How to Share a data structure: A Fast Timing-based Solution

Rajeev Alur and Gadi Taubenfeld

We consider the problem of transforming a given sequential implementation of a data structure into a wait-free concurrent implementation. Given the code for different operations of an object that is designed to work under the assumption that only a single process accesses it, we want to construct an implementation that works correctly in a concurrent environment where it may be accessed by many processes.

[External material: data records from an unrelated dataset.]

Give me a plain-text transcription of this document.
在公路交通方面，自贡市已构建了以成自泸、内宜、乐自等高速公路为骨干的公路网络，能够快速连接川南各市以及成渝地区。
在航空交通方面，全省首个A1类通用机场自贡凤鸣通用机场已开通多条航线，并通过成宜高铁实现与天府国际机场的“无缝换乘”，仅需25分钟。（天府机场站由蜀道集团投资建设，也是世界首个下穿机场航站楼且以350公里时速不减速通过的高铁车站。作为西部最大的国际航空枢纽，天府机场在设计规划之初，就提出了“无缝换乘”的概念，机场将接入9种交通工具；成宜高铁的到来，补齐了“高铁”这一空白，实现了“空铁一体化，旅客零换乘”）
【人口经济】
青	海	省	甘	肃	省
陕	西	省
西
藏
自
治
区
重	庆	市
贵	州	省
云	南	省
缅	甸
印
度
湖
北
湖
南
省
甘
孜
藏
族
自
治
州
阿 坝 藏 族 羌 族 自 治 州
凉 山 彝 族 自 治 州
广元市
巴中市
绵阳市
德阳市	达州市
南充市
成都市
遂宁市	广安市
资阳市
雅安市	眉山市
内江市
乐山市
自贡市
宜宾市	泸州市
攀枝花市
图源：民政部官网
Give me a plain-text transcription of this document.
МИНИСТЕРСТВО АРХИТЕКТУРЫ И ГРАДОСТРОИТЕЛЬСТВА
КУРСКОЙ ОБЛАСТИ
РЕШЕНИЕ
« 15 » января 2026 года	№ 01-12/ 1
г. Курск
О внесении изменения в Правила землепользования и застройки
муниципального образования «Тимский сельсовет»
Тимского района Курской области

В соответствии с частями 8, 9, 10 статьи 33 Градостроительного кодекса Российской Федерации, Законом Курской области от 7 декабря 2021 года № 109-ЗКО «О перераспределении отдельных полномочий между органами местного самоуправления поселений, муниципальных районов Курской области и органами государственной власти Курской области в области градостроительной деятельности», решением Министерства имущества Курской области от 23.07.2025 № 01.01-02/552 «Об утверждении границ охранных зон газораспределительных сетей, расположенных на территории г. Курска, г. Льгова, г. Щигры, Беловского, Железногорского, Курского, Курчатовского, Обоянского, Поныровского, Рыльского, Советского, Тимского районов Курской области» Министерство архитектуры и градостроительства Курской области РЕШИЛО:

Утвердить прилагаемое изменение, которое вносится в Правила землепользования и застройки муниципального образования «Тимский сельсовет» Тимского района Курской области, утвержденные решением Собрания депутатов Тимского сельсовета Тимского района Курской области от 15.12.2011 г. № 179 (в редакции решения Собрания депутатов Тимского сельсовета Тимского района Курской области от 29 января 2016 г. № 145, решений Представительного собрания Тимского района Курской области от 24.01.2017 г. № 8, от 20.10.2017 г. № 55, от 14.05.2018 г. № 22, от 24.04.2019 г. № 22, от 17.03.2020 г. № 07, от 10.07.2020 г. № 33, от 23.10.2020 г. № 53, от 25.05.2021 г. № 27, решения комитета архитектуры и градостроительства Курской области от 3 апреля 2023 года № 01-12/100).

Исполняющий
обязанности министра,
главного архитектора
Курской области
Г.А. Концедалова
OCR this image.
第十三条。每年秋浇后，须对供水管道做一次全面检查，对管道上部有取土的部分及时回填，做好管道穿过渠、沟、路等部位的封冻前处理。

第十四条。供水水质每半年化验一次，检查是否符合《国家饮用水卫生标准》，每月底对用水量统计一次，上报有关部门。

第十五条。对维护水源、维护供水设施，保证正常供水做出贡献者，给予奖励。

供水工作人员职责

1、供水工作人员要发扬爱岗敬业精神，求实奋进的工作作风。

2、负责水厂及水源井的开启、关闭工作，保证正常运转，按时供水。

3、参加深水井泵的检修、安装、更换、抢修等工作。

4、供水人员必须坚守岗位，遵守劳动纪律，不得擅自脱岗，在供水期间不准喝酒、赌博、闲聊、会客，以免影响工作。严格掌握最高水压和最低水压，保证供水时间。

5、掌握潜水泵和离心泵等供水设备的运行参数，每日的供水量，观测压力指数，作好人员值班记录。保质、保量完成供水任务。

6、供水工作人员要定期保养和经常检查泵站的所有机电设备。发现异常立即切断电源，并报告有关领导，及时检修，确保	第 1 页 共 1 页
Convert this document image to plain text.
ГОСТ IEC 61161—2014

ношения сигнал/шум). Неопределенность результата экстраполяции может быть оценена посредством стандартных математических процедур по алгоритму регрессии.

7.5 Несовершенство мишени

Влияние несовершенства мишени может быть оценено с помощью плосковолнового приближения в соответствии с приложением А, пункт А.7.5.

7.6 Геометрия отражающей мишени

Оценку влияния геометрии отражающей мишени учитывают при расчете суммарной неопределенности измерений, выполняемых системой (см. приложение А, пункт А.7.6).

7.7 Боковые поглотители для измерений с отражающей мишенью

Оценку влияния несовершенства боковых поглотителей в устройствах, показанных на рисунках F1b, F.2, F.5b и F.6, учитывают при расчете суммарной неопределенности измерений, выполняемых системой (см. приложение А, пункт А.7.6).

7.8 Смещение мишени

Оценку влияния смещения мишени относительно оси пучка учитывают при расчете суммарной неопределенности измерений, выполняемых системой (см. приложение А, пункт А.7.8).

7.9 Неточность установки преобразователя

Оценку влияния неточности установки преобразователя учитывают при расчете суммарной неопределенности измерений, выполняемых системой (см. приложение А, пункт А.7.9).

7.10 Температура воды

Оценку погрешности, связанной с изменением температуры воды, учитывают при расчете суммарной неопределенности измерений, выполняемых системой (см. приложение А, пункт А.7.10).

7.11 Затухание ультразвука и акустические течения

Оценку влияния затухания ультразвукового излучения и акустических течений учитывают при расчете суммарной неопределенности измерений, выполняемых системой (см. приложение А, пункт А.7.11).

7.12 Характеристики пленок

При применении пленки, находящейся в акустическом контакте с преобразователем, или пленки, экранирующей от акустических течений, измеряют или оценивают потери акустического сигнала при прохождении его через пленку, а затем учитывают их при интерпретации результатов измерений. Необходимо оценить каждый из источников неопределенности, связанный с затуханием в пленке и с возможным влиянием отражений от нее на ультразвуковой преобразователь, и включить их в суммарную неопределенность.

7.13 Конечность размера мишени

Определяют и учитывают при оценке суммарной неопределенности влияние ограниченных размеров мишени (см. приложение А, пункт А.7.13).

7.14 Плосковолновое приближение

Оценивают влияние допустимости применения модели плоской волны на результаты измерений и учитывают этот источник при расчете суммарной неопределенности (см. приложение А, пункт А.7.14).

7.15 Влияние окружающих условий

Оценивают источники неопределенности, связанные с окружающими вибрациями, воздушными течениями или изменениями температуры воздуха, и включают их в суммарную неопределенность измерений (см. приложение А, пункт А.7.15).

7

We assume a shared memory model with atomic registers, that is, registers that support either a read or a write in one atomic step. It is well known that using atomic registers it is impossible to construct concurrent implementations of even very simple objects such as test-and-set bits. However, we show that the knowledge about relative speeds of processes {\em can} be used for such implementations. We assume that there is a known upper bound on the time taken by the slowest process to execute a statement involving an access to the shared memory. This timing assumption is very powerful and enables us to construct wait-free implementations of data structures such as queues, stacks and synchronization primitives such as test-and-set, compare-and-swap, fetch-and-add, etc.

Our transformation works only when the given sequential implementation is bounded, that is, there is a known upper bound on the number of steps required to complete any of the operations it supports. Our transformation ensures that in the absence of contention there is only a small overhead in the cost of executing the concurrent operations over the sequential ones, namely, only a constant number of accesses to the shared memory.

Proceedings of the Fifth IEEE Symposium on Parallel and Distributed Processing (SPDP 1993), pp. 470-477.